Tip, too, preferred to tease rather than insult. During a White House briefing on foreign policy, for example, Reagan had to excuse himself. He told the Speaker and the other congressional leaders present that he was going to get his picture taken with a group of handicapped children.
“Your heart would die for them,” he said as he left the room. O’Neill saw his opening. “Mr. President, don’t forget to
tell them that Tip O’Neill is fighting for their budgets!” he called after the departing Reagan.

In mid-October, during his regular Saturday radio address, Reagan spoke of his early presidential hero,
Franklin Roosevelt. He explained that
“fear” was now again the country’s real problem, just as it had been in the 1930s. However, he wanted to be sure his listeners knew that, this time around, the Democrats weren’t the solution but rather the problem itself.

But the president wasn’t to go unchallenged. Until this moment Tip had delegated other House Democrats to broadcast the official opposition reply. Now, finally, he was going to do it himself. It was a great moment for us corner men. I planned to have the Speaker tape his five-minute address on Friday in Boston, then send the transcript to the wires and major newspapers that afternoon with an embargo. That meant they couldn’t publish or broadcast the Speaker’s remarks until the next morning.

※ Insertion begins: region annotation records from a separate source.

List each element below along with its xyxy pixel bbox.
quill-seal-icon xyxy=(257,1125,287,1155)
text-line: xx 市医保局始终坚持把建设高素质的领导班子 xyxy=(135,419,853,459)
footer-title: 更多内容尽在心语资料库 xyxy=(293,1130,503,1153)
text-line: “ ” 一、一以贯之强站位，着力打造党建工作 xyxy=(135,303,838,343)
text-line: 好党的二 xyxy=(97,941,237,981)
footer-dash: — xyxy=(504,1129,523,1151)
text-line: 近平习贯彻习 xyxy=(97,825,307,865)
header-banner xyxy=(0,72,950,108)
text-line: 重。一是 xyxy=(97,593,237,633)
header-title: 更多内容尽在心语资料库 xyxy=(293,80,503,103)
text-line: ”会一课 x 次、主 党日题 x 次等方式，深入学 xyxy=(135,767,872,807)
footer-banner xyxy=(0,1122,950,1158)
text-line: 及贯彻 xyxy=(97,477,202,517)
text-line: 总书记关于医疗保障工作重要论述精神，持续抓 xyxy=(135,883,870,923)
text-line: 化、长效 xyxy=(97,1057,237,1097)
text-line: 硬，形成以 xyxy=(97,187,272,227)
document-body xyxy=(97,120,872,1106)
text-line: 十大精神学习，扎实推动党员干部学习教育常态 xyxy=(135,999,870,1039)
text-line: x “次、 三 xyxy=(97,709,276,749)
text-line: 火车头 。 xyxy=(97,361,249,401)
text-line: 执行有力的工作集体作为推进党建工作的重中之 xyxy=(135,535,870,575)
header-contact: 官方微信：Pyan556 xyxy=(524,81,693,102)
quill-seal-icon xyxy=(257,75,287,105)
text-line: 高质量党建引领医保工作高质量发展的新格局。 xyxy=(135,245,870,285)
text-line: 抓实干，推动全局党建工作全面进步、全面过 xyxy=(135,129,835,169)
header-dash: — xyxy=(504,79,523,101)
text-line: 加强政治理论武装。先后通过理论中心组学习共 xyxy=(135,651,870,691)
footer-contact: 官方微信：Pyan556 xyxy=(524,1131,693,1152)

From my journal: “By letting the wires go with the story at 9 AM—and also letting the radio stations begin running it then, we created a story that TPO was on offense and Reagan on defense. I called Peter Milius, an editor at the
Washington Post,
on Saturday and asked if they could put TPO in the lead and Reagan in the jump. He said, ‘You can kiss my ass.’ ”

But he was just kidding. In the end, the strategy worked and
we got the story we wanted: Tip and the Gipper fighting on even terms.

Here’s how it played in the
Post:

Democrats took the offensive yesterday for the first time in their weekly radio battle with President Reagan, bringing in House Speaker Thomas P. (Tip) O’Neill Jr. (D-Mass.) to elevate and sharpen the dispute over who should be blamed for the condition of the economy.

In a taped message released three hours before the president’s live broadcast, O’Neill charged that the administration’s program “is not working because the program is not fair—and just as important, because the people themselves know it is not fair.”

It was the first time a Democrat of O’Neill’s stature had taken part in the Saturday broadcasts and the first time the party launched a political assault rather than responding to Reagan’s remarks.

Steven Weisman’s coverage for the
Times,
topping the front page, was even better in setting up the match.

REAGAN AND O’NEILL EXCHANGE CHARGES OVER THE ECONOMY

President Reagan and the Speaker of the House, Thomas P. O’Neill Jr., exchanged accusations on the economy today as the off-year election campaign went into its final 10 days.

Sounding their principal themes in a campaign that is viewed by both sides as a referendum on the Reagan Administration’s economic policies, Mr. Reagan charged the Democrats
with proffering “fairy tales” and Mr. O’Neill said the Administration had deliberately thrown people out of work. . . .

Just as Mr. Reagan appealed for patience, Mr. O’Neill sounded the principal theme of the Democrats this fall: that the Administration’s policies were unfair.

The Speaker’s rare appearance on the airwaves did what we’d hoped: put him out in front where, suddenly, he sounded as impressive as I was convinced he deserved to be.

An election eve account by the Associated Press’s Tom Raum recognized both the strategy and its effectiveness:

Not long ago, some members of his own party dismissed O’Neill as ineffective and politically over the hill, as he lost one budget battle after another to Reagan. Today, the speaker seems to have reclaimed his status as the Democratic Party’s chief spokesman.

He is making more radio and television appearances, and his enlarged press staff is cranking out almost daily O’Neill attacks on Reaganomics. One was a poster that carried this message: “Voodoo Economics: Stay the Curse.”